My son,daughter, and I are making this glass bird bath for her back yard.
It's not finished yet, but this is how it looks so far.










Top view










Side view.


----------



## 3ravens (Mar 16, 2006)

OK, I see 2 platters, 1 or 2 bowls, and a lotta marbles...... What's the tall thing you are using for the column? :hrm: It's beautiful!


----------



## flowergurl (Feb 27, 2007)

It is a large heavy vase we picked up at Goodwill. All the pieces are goodwill finds except some of the marbles. The bottom is the glass plate out of a microwave. The larger plate at the top is a glass party dish with dividers in the center. The marbles are glued down in the sections on top and another glass dish is over that. Glad you like it.


----------



## CamM (Dec 6, 2008)

Looks good, and I imagine it would clean easier than those concrete ones.


----------



## bluesky (Mar 22, 2008)

Very clever!
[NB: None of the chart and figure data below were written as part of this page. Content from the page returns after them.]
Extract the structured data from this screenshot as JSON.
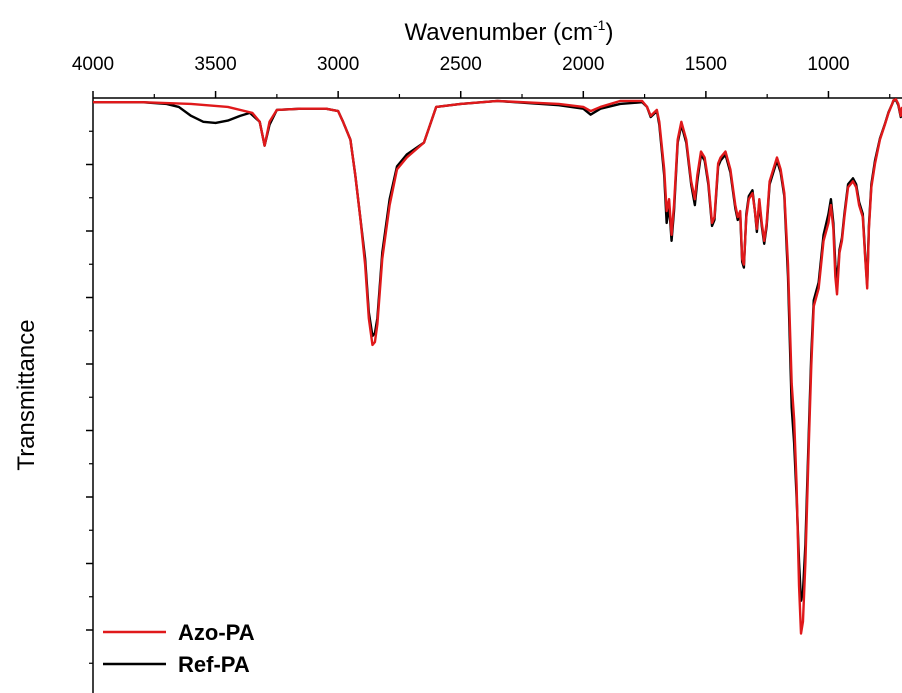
{
  "chart_data": {
    "type": "line",
    "xlabel": "Wavenumber (cm",
    "xlabel_sup": "-1",
    "xlabel_tail": ")",
    "ylabel": "Transmittance",
    "xlim": [
      4000,
      700
    ],
    "ylim": [
      0,
      1
    ],
    "x_ticks": [
      4000,
      3500,
      3000,
      2500,
      2000,
      1500,
      1000
    ],
    "x_axis_position": "top",
    "grid": false,
    "legend_position": "bottom-left",
    "series": [
      {
        "name": "Azo-PA",
        "color": "#e0191b",
        "points": [
          [
            4000,
            0.993
          ],
          [
            3800,
            0.993
          ],
          [
            3600,
            0.99
          ],
          [
            3450,
            0.985
          ],
          [
            3350,
            0.975
          ],
          [
            3320,
            0.96
          ],
          [
            3300,
            0.92
          ],
          [
            3280,
            0.96
          ],
          [
            3250,
            0.98
          ],
          [
            3150,
            0.982
          ],
          [
            3050,
            0.982
          ],
          [
            3000,
            0.978
          ],
          [
            2980,
            0.96
          ],
          [
            2950,
            0.93
          ],
          [
            2930,
            0.87
          ],
          [
            2910,
            0.8
          ],
          [
            2890,
            0.72
          ],
          [
            2875,
            0.63
          ],
          [
            2860,
            0.585
          ],
          [
            2850,
            0.59
          ],
          [
            2840,
            0.62
          ],
          [
            2820,
            0.73
          ],
          [
            2790,
            0.82
          ],
          [
            2760,
            0.88
          ],
          [
            2720,
            0.9
          ],
          [
            2650,
            0.925
          ],
          [
            2600,
            0.985
          ],
          [
            2500,
            0.99
          ],
          [
            2350,
            0.995
          ],
          [
            2100,
            0.99
          ],
          [
            2000,
            0.985
          ],
          [
            1970,
            0.978
          ],
          [
            1930,
            0.985
          ],
          [
            1850,
            0.995
          ],
          [
            1760,
            0.995
          ],
          [
            1740,
            0.985
          ],
          [
            1725,
            0.97
          ],
          [
            1700,
            0.98
          ],
          [
            1690,
            0.96
          ],
          [
            1670,
            0.88
          ],
          [
            1660,
            0.81
          ],
          [
            1650,
            0.83
          ],
          [
            1640,
            0.77
          ],
          [
            1630,
            0.82
          ],
          [
            1615,
            0.93
          ],
          [
            1600,
            0.96
          ],
          [
            1580,
            0.93
          ],
          [
            1560,
            0.86
          ],
          [
            1545,
            0.83
          ],
          [
            1535,
            0.87
          ],
          [
            1520,
            0.91
          ],
          [
            1505,
            0.9
          ],
          [
            1490,
            0.86
          ],
          [
            1475,
            0.79
          ],
          [
            1465,
            0.8
          ],
          [
            1450,
            0.89
          ],
          [
            1440,
            0.9
          ],
          [
            1420,
            0.91
          ],
          [
            1400,
            0.88
          ],
          [
            1380,
            0.82
          ],
          [
            1370,
            0.8
          ],
          [
            1360,
            0.81
          ],
          [
            1352,
            0.73
          ],
          [
            1345,
            0.72
          ],
          [
            1335,
            0.8
          ],
          [
            1325,
            0.83
          ],
          [
            1310,
            0.84
          ],
          [
            1300,
            0.81
          ],
          [
            1292,
            0.78
          ],
          [
            1282,
            0.83
          ],
          [
            1272,
            0.79
          ],
          [
            1262,
            0.76
          ],
          [
            1252,
            0.79
          ],
          [
            1240,
            0.86
          ],
          [
            1225,
            0.88
          ],
          [
            1210,
            0.9
          ],
          [
            1195,
            0.88
          ],
          [
            1180,
            0.84
          ],
          [
            1165,
            0.72
          ],
          [
            1150,
            0.52
          ],
          [
            1140,
            0.46
          ],
          [
            1130,
            0.35
          ],
          [
            1120,
            0.18
          ],
          [
            1112,
            0.1
          ],
          [
            1104,
            0.12
          ],
          [
            1094,
            0.22
          ],
          [
            1080,
            0.42
          ],
          [
            1070,
            0.55
          ],
          [
            1060,
            0.65
          ],
          [
            1040,
            0.68
          ],
          [
            1020,
            0.76
          ],
          [
            1000,
            0.79
          ],
          [
            990,
            0.82
          ],
          [
            980,
            0.78
          ],
          [
            972,
            0.7
          ],
          [
            965,
            0.67
          ],
          [
            955,
            0.74
          ],
          [
            945,
            0.76
          ],
          [
            935,
            0.8
          ],
          [
            920,
            0.85
          ],
          [
            900,
            0.86
          ],
          [
            887,
            0.85
          ],
          [
            875,
            0.82
          ],
          [
            860,
            0.8
          ],
          [
            850,
            0.73
          ],
          [
            842,
            0.68
          ],
          [
            835,
            0.78
          ],
          [
            825,
            0.85
          ],
          [
            810,
            0.89
          ],
          [
            790,
            0.93
          ],
          [
            770,
            0.955
          ],
          [
            755,
            0.975
          ],
          [
            740,
            0.99
          ],
          [
            735,
            0.996
          ],
          [
            725,
            0.998
          ],
          [
            715,
            0.99
          ],
          [
            705,
            0.97
          ],
          [
            700,
            0.985
          ]
        ]
      },
      {
        "name": "Ref-PA",
        "color": "#000000",
        "points": [
          [
            4000,
            0.993
          ],
          [
            3800,
            0.993
          ],
          [
            3700,
            0.99
          ],
          [
            3650,
            0.985
          ],
          [
            3600,
            0.97
          ],
          [
            3550,
            0.96
          ],
          [
            3500,
            0.958
          ],
          [
            3450,
            0.962
          ],
          [
            3400,
            0.97
          ],
          [
            3360,
            0.975
          ],
          [
            3320,
            0.96
          ],
          [
            3300,
            0.92
          ],
          [
            3280,
            0.955
          ],
          [
            3250,
            0.98
          ],
          [
            3150,
            0.982
          ],
          [
            3050,
            0.982
          ],
          [
            3000,
            0.978
          ],
          [
            2980,
            0.96
          ],
          [
            2950,
            0.93
          ],
          [
            2930,
            0.87
          ],
          [
            2910,
            0.8
          ],
          [
            2890,
            0.73
          ],
          [
            2875,
            0.64
          ],
          [
            2860,
            0.6
          ],
          [
            2850,
            0.605
          ],
          [
            2840,
            0.63
          ],
          [
            2820,
            0.74
          ],
          [
            2790,
            0.83
          ],
          [
            2760,
            0.885
          ],
          [
            2720,
            0.905
          ],
          [
            2650,
            0.925
          ],
          [
            2600,
            0.985
          ],
          [
            2500,
            0.99
          ],
          [
            2350,
            0.995
          ],
          [
            2100,
            0.988
          ],
          [
            2000,
            0.982
          ],
          [
            1970,
            0.972
          ],
          [
            1930,
            0.982
          ],
          [
            1850,
            0.99
          ],
          [
            1760,
            0.993
          ],
          [
            1740,
            0.985
          ],
          [
            1725,
            0.968
          ],
          [
            1700,
            0.978
          ],
          [
            1690,
            0.955
          ],
          [
            1670,
            0.87
          ],
          [
            1660,
            0.79
          ],
          [
            1650,
            0.82
          ],
          [
            1640,
            0.76
          ],
          [
            1630,
            0.81
          ],
          [
            1615,
            0.925
          ],
          [
            1600,
            0.955
          ],
          [
            1580,
            0.925
          ],
          [
            1560,
            0.855
          ],
          [
            1545,
            0.82
          ],
          [
            1535,
            0.86
          ],
          [
            1520,
            0.905
          ],
          [
            1505,
            0.895
          ],
          [
            1490,
            0.855
          ],
          [
            1475,
            0.785
          ],
          [
            1465,
            0.795
          ],
          [
            1450,
            0.885
          ],
          [
            1440,
            0.895
          ],
          [
            1420,
            0.905
          ],
          [
            1400,
            0.875
          ],
          [
            1380,
            0.815
          ],
          [
            1370,
            0.795
          ],
          [
            1360,
            0.805
          ],
          [
            1352,
            0.725
          ],
          [
            1345,
            0.715
          ],
          [
            1335,
            0.805
          ],
          [
            1325,
            0.835
          ],
          [
            1310,
            0.845
          ],
          [
            1300,
            0.81
          ],
          [
            1292,
            0.775
          ],
          [
            1282,
            0.825
          ],
          [
            1272,
            0.785
          ],
          [
            1262,
            0.755
          ],
          [
            1252,
            0.785
          ],
          [
            1240,
            0.855
          ],
          [
            1225,
            0.875
          ],
          [
            1210,
            0.895
          ],
          [
            1195,
            0.875
          ],
          [
            1180,
            0.835
          ],
          [
            1165,
            0.7
          ],
          [
            1150,
            0.48
          ],
          [
            1140,
            0.42
          ],
          [
            1130,
            0.33
          ],
          [
            1120,
            0.22
          ],
          [
            1112,
            0.155
          ],
          [
            1104,
            0.17
          ],
          [
            1094,
            0.25
          ],
          [
            1080,
            0.44
          ],
          [
            1070,
            0.57
          ],
          [
            1060,
            0.66
          ],
          [
            1040,
            0.69
          ],
          [
            1020,
            0.77
          ],
          [
            1000,
            0.805
          ],
          [
            990,
            0.83
          ],
          [
            980,
            0.79
          ],
          [
            972,
            0.72
          ],
          [
            965,
            0.69
          ],
          [
            955,
            0.745
          ],
          [
            945,
            0.765
          ],
          [
            935,
            0.805
          ],
          [
            920,
            0.855
          ],
          [
            900,
            0.865
          ],
          [
            887,
            0.855
          ],
          [
            875,
            0.825
          ],
          [
            860,
            0.805
          ],
          [
            850,
            0.735
          ],
          [
            842,
            0.685
          ],
          [
            835,
            0.785
          ],
          [
            825,
            0.855
          ],
          [
            810,
            0.895
          ],
          [
            790,
            0.932
          ],
          [
            770,
            0.956
          ],
          [
            755,
            0.976
          ],
          [
            740,
            0.99
          ],
          [
            735,
            0.995
          ],
          [
            725,
            0.997
          ],
          [
            715,
            0.988
          ],
          [
            705,
            0.968
          ],
          [
            700,
            0.983
          ]
        ]
      }
    ]
  }
}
What kind of glue did you use?


----------



## flowergurl (Feb 27, 2007)

Thanks, a pre-mixed epoxy.


----------



## sashay (Apr 28, 2005)

gorgeous flowergurl. I suspect it may need winter protection though...the marbles should reflect light and make rainbows when there is water, right? The birds...and butterflies...are going to love this one.


----------



## Wisconsin Ann (Feb 27, 2007)

Oh my. How lovely  That's going to be soooo pretty out in the sun


----------



## mothernature (Aug 22, 2010)

Absolutely BEAUTIFUL!!


----------



## flowergurl (Feb 27, 2007)

If any of you have FB and would like to add me as a friend, I have a private gardening/craft group there. You can message me and let me know.
Thanks!


----------



## Pitchy (Aug 25, 2011)

Very inventive and beautiful.


----------



## EarlsNan (Apr 21, 2007)

REALLY beautiful!


----------



## dawnpacz (May 1, 2005)

Very beautiful and creative!


----------